Tiffany Johnson remembers every second of the shark attack that took most of her right arm.
“I was just floating there and then I felt this bump and when I looked to see what I’d bumped into I was face-to-face with the shark,” she tells PEOPLE.
The 32-year-old mother of three from Concord, North Carolina, was on the final day of a seven-day cruise through the Caribbean with her husband, JJ, in early June. They had gone parasailing earlier in the day and were snorkeling not far from the Atlantis Resort in the Bahamas when the attack occurred.
JJ, 29, was queasy and back on the small boat that had taken them to the coral reef known for good snorkeling when Johnson says she literally saw her life start to flash before her eyes.

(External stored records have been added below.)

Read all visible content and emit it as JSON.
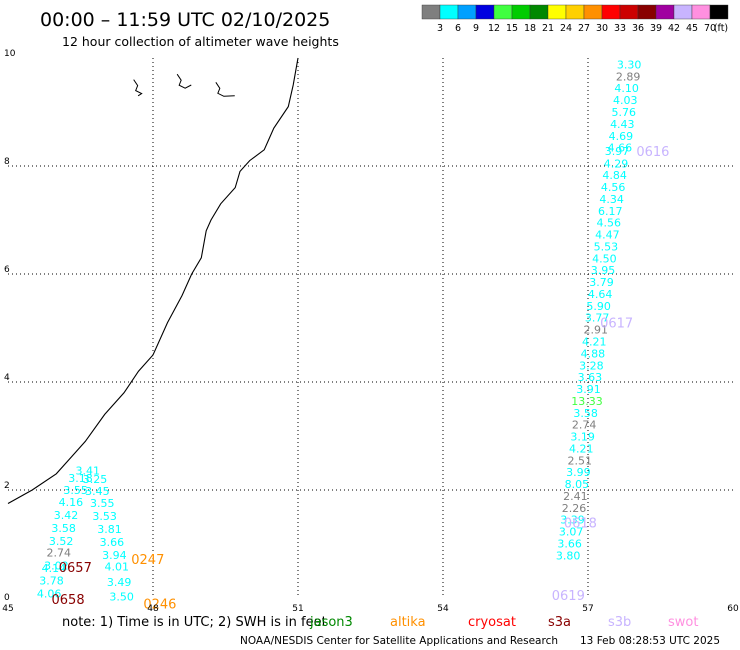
{
  "header": {
    "title": "00:00 – 11:59 UTC 02/10/2025",
    "subtitle": "12 hour collection of altimeter wave heights"
  },
  "colorbar": {
    "ticks": [
      "3",
      "6",
      "9",
      "12",
      "15",
      "18",
      "21",
      "24",
      "27",
      "30",
      "33",
      "36",
      "39",
      "42",
      "45",
      "70",
      "(ft)"
    ],
    "colors": [
      "#7f7f7f",
      "#00ffff",
      "#00a0ff",
      "#0000e0",
      "#40ff40",
      "#00cc00",
      "#008800",
      "#ffff00",
      "#ffd000",
      "#ff9000",
      "#ff0000",
      "#cc0000",
      "#880000",
      "#a000a0",
      "#c8b4ff",
      "#ff90e0",
      "#000000"
    ]
  },
  "legend": {
    "note": "note: 1) Time is in UTC; 2) SWH is in feet",
    "satellites": [
      {
        "name": "jason3",
        "color": "#008800"
      },
      {
        "name": "altika",
        "color": "#ff9000"
      },
      {
        "name": "cryosat",
        "color": "#ff0000"
      },
      {
        "name": "s3a",
        "color": "#880000"
      },
      {
        "name": "s3b",
        "color": "#c8b4ff"
      },
      {
        "name": "swot",
        "color": "#ff90e0"
      }
    ]
  },
  "footer": {
    "credit": "NOAA/NESDIS Center for Satellite Applications and Research",
    "timestamp": "13 Feb 08:28:53 UTC 2025"
  },
  "chart_data": {
    "type": "scatter",
    "title": "00:00 – 11:59 UTC 02/10/2025",
    "subtitle": "12 hour collection of altimeter wave heights",
    "xlim": [
      45,
      60
    ],
    "ylim": [
      0,
      10
    ],
    "x_ticks": [
      "45",
      "48",
      "51",
      "54",
      "57",
      "60"
    ],
    "y_ticks": [
      "0",
      "2",
      "4",
      "6",
      "8",
      "10"
    ],
    "grid": true,
    "value_units": "ft",
    "coastline": [
      [
        51.0,
        10.0
      ],
      [
        50.9,
        9.5
      ],
      [
        50.8,
        9.1
      ],
      [
        50.5,
        8.7
      ],
      [
        50.4,
        8.5
      ],
      [
        50.3,
        8.3
      ],
      [
        50.0,
        8.1
      ],
      [
        49.8,
        7.9
      ],
      [
        49.7,
        7.6
      ],
      [
        49.4,
        7.3
      ],
      [
        49.2,
        7.0
      ],
      [
        49.1,
        6.8
      ],
      [
        49.0,
        6.3
      ],
      [
        48.8,
        6.0
      ],
      [
        48.6,
        5.6
      ],
      [
        48.3,
        5.1
      ],
      [
        48.0,
        4.5
      ],
      [
        47.7,
        4.2
      ],
      [
        47.4,
        3.8
      ],
      [
        47.0,
        3.4
      ],
      [
        46.6,
        2.9
      ],
      [
        46.3,
        2.6
      ],
      [
        46.0,
        2.3
      ],
      [
        45.5,
        2.0
      ],
      [
        45.0,
        1.75
      ]
    ],
    "points": [
      {
        "x": 57.85,
        "y": 9.88,
        "v": "3.30",
        "c": "#00ffff"
      },
      {
        "x": 57.83,
        "y": 9.66,
        "v": "2.89",
        "c": "#7f7f7f"
      },
      {
        "x": 57.8,
        "y": 9.44,
        "v": "4.10",
        "c": "#00ffff"
      },
      {
        "x": 57.77,
        "y": 9.22,
        "v": "4.03",
        "c": "#00ffff"
      },
      {
        "x": 57.74,
        "y": 9.0,
        "v": "5.76",
        "c": "#00ffff"
      },
      {
        "x": 57.71,
        "y": 8.78,
        "v": "4.43",
        "c": "#00ffff"
      },
      {
        "x": 57.68,
        "y": 8.56,
        "v": "4.69",
        "c": "#00ffff"
      },
      {
        "x": 57.66,
        "y": 8.34,
        "v": "4.66",
        "c": "#00ffff"
      },
      {
        "x": 57.6,
        "y": 8.28,
        "v": "3.97",
        "c": "#00ffff"
      },
      {
        "x": 57.58,
        "y": 8.05,
        "v": "4.29",
        "c": "#00ffff"
      },
      {
        "x": 57.55,
        "y": 7.83,
        "v": "4.84",
        "c": "#00ffff"
      },
      {
        "x": 57.52,
        "y": 7.61,
        "v": "4.56",
        "c": "#00ffff"
      },
      {
        "x": 57.49,
        "y": 7.39,
        "v": "4.34",
        "c": "#00ffff"
      },
      {
        "x": 57.46,
        "y": 7.17,
        "v": "6.17",
        "c": "#00ffff"
      },
      {
        "x": 57.43,
        "y": 6.95,
        "v": "4.56",
        "c": "#00ffff"
      },
      {
        "x": 57.4,
        "y": 6.73,
        "v": "4.47",
        "c": "#00ffff"
      },
      {
        "x": 57.37,
        "y": 6.51,
        "v": "5.53",
        "c": "#00ffff"
      },
      {
        "x": 57.34,
        "y": 6.29,
        "v": "4.50",
        "c": "#00ffff"
      },
      {
        "x": 57.31,
        "y": 6.07,
        "v": "3.95",
        "c": "#00ffff"
      },
      {
        "x": 57.28,
        "y": 5.85,
        "v": "3.79",
        "c": "#00ffff"
      },
      {
        "x": 57.25,
        "y": 5.63,
        "v": "4.64",
        "c": "#00ffff"
      },
      {
        "x": 57.22,
        "y": 5.41,
        "v": "5.90",
        "c": "#00ffff"
      },
      {
        "x": 57.19,
        "y": 5.19,
        "v": "3.77",
        "c": "#00ffff"
      },
      {
        "x": 57.16,
        "y": 4.97,
        "v": "2.91",
        "c": "#7f7f7f"
      },
      {
        "x": 57.13,
        "y": 4.75,
        "v": "4.21",
        "c": "#00ffff"
      },
      {
        "x": 57.1,
        "y": 4.53,
        "v": "4.88",
        "c": "#00ffff"
      },
      {
        "x": 57.07,
        "y": 4.31,
        "v": "3.28",
        "c": "#00ffff"
      },
      {
        "x": 57.04,
        "y": 4.09,
        "v": "3.63",
        "c": "#00ffff"
      },
      {
        "x": 57.01,
        "y": 3.87,
        "v": "3.91",
        "c": "#00ffff"
      },
      {
        "x": 56.98,
        "y": 3.65,
        "v": "13.33",
        "c": "#40ff40"
      },
      {
        "x": 56.95,
        "y": 3.43,
        "v": "3.58",
        "c": "#00ffff"
      },
      {
        "x": 56.92,
        "y": 3.21,
        "v": "2.74",
        "c": "#7f7f7f"
      },
      {
        "x": 56.89,
        "y": 2.99,
        "v": "3.19",
        "c": "#00ffff"
      },
      {
        "x": 56.86,
        "y": 2.77,
        "v": "4.21",
        "c": "#00ffff"
      },
      {
        "x": 56.83,
        "y": 2.55,
        "v": "2.51",
        "c": "#7f7f7f"
      },
      {
        "x": 56.8,
        "y": 2.33,
        "v": "3.99",
        "c": "#00ffff"
      },
      {
        "x": 56.77,
        "y": 2.11,
        "v": "8.05",
        "c": "#00ffff"
      },
      {
        "x": 56.74,
        "y": 1.89,
        "v": "2.41",
        "c": "#7f7f7f"
      },
      {
        "x": 56.71,
        "y": 1.67,
        "v": "2.26",
        "c": "#7f7f7f"
      },
      {
        "x": 56.68,
        "y": 1.45,
        "v": "3.39",
        "c": "#00ffff"
      },
      {
        "x": 56.65,
        "y": 1.23,
        "v": "3.07",
        "c": "#00ffff"
      },
      {
        "x": 56.62,
        "y": 1.01,
        "v": "3.66",
        "c": "#00ffff"
      },
      {
        "x": 56.59,
        "y": 0.79,
        "v": "3.80",
        "c": "#00ffff"
      },
      {
        "x": 46.65,
        "y": 2.36,
        "v": "3.41",
        "c": "#00ffff"
      },
      {
        "x": 46.5,
        "y": 2.22,
        "v": "3.18",
        "c": "#00ffff"
      },
      {
        "x": 46.8,
        "y": 2.2,
        "v": "3.25",
        "c": "#00ffff"
      },
      {
        "x": 46.4,
        "y": 2.0,
        "v": "3.55",
        "c": "#00ffff"
      },
      {
        "x": 46.85,
        "y": 1.98,
        "v": "3.45",
        "c": "#00ffff"
      },
      {
        "x": 46.3,
        "y": 1.78,
        "v": "4.16",
        "c": "#00ffff"
      },
      {
        "x": 46.95,
        "y": 1.76,
        "v": "3.55",
        "c": "#00ffff"
      },
      {
        "x": 46.2,
        "y": 1.54,
        "v": "3.42",
        "c": "#00ffff"
      },
      {
        "x": 47.0,
        "y": 1.52,
        "v": "3.53",
        "c": "#00ffff"
      },
      {
        "x": 46.15,
        "y": 1.3,
        "v": "3.58",
        "c": "#00ffff"
      },
      {
        "x": 47.1,
        "y": 1.28,
        "v": "3.81",
        "c": "#00ffff"
      },
      {
        "x": 46.1,
        "y": 1.06,
        "v": "3.52",
        "c": "#00ffff"
      },
      {
        "x": 47.15,
        "y": 1.04,
        "v": "3.66",
        "c": "#00ffff"
      },
      {
        "x": 46.05,
        "y": 0.84,
        "v": "2.74",
        "c": "#7f7f7f"
      },
      {
        "x": 47.2,
        "y": 0.8,
        "v": "3.94",
        "c": "#00ffff"
      },
      {
        "x": 46.0,
        "y": 0.6,
        "v": "3.02",
        "c": "#00ffff"
      },
      {
        "x": 47.25,
        "y": 0.58,
        "v": "4.01",
        "c": "#00ffff"
      },
      {
        "x": 45.95,
        "y": 0.56,
        "v": "4.14",
        "c": "#00ffff"
      },
      {
        "x": 45.9,
        "y": 0.32,
        "v": "3.78",
        "c": "#00ffff"
      },
      {
        "x": 47.3,
        "y": 0.3,
        "v": "3.49",
        "c": "#00ffff"
      },
      {
        "x": 45.85,
        "y": 0.08,
        "v": "4.06",
        "c": "#00ffff"
      },
      {
        "x": 47.35,
        "y": 0.03,
        "v": "3.50",
        "c": "#00ffff"
      }
    ],
    "pass_labels": [
      {
        "x": 58.0,
        "y": 8.28,
        "t": "0616",
        "c": "#c8b4ff"
      },
      {
        "x": 57.25,
        "y": 5.1,
        "t": "0617",
        "c": "#c8b4ff"
      },
      {
        "x": 56.5,
        "y": 1.4,
        "t": "0618",
        "c": "#c8b4ff"
      },
      {
        "x": 56.25,
        "y": 0.06,
        "t": "0619",
        "c": "#c8b4ff"
      },
      {
        "x": 47.55,
        "y": 0.72,
        "t": "0247",
        "c": "#ff9000"
      },
      {
        "x": 47.8,
        "y": -0.1,
        "t": "0246",
        "c": "#ff9000"
      },
      {
        "x": 46.05,
        "y": 0.57,
        "t": "0657",
        "c": "#880000"
      },
      {
        "x": 45.9,
        "y": -0.02,
        "t": "0658",
        "c": "#880000"
      }
    ]
  }
}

“I had fear immediately when we began to struggle,” she says. “I felt the strength of the Lord, this supernatural strength — you start almost replaying your life in your mind and I literally pushed that back and was like, ‘No, I’m not going to die here. This is not the end for me. I refuse for him to take my life.’ ”
She says she thought of her three kids — ages 2, 4 and 5, and knew she had to fight back against the shark.
“I remember feeling my eyes get big and having that realization, that moment that my arm was in a shark’s mouth. I yanked my arm back, he bit down harder, and we began to struggle,” she says.
“I was finally able to break free and that’s because he had completely taken it and I remember pulling it out of his mouth and looking at it and realizing it was gone. I didn’t feel pain – it kind of caught me off guard and I didn’t really think of anything other than I needed to get away.”
That’s when she started screaming – and swimming towards the boat with her husband and the others on the excursion. The shark had taken her arm off just below the elbow.
“I remember the look of terror in [JJ’s] eyes. I’ve never seen that look before. He looked over and he says he saw my arm half gone and blood surrounding me. The water was just red everywhere. He screamed, ‘Baby!’ And then just jumped into the water.”
Johnson never lost consciousness and doctors in the Bahamas did surgery within a few hours to stop the bleeding, but they told her she needed to go back to the U.S. immediately for another surgery.
But because they’d been on a cruise, the couple didn’t have their passports and the embassy was closed for a long weekend because of a holiday. They were stranded until Johnson says a number of people pulled together to help get her medevaced out of the Bahamas and to Charlotte where she has since undergone two more surgeries.
Doctors Glenn Gaston and Bryan Loeffler are hand and upper extremity surgeons with OrthoCarolina in Charlotte who operated on Johnson in hopes of getting her as much movement as possible. The two performed a surgery that is only done at a few medical centers across the country and will hopefully allow her to use a prosthetic in much of the same way she used to use her own hand.
Gaston explains, “The cool thing about what we did for her – we left the sensors that effect the muscles underneath the skin and by rerouting where those nerves go, we can change the function of the muscles so when her brain tells her to lift her thumb up — the sensors can detect that. It becomes highly intuitive to use because your brain is sending the signal – it’s going to a different muscle that’s now connected to the prosthetic.”
Loeffler says most amputees don’t even know that recent advancements can dramatically decrease their pain and increase their function.
“Tiffany is amazing person,” he tells PEOPLE. “She is so positive and incredibly inspirational and over the years we’ve seen those are the patients that tend to be the most successful.”
Johnson will get her prosthetic in the next four weeks. “It’s going to take a long time to work and it won’t be exactly the same, but it will be pretty close and that’s amazing,” she says.
Friends have set up a GoFundMe page in hopes of getting Johnson a better prosthetic than the one her insurance will cover.
The devoted mother’s focus now is making sure her kids are okay with the new normal.
“That was one of the hardest parts about coming home as a mom,” she says. “I didn’t want it to impact my kids’ life. I still want to be able to care for them and not have any limitations. But they don’t care, they just keep saying, ‘We love you mama.’ ”
And she says they are excited about her new hand.
“My oldest daughter wants it to be pink with sparkles,” she laughs.
Johnson says she is it’s her faith that got her through the attack and what is helping her to remain optimistic during an incredibly difficult time.
“It’s been an experience I obviously wouldn’t want to wish on anybody, but I’m just grateful to be alive and hopefully my story will serve as inspiration for others,” she says. “We need more light in this world.”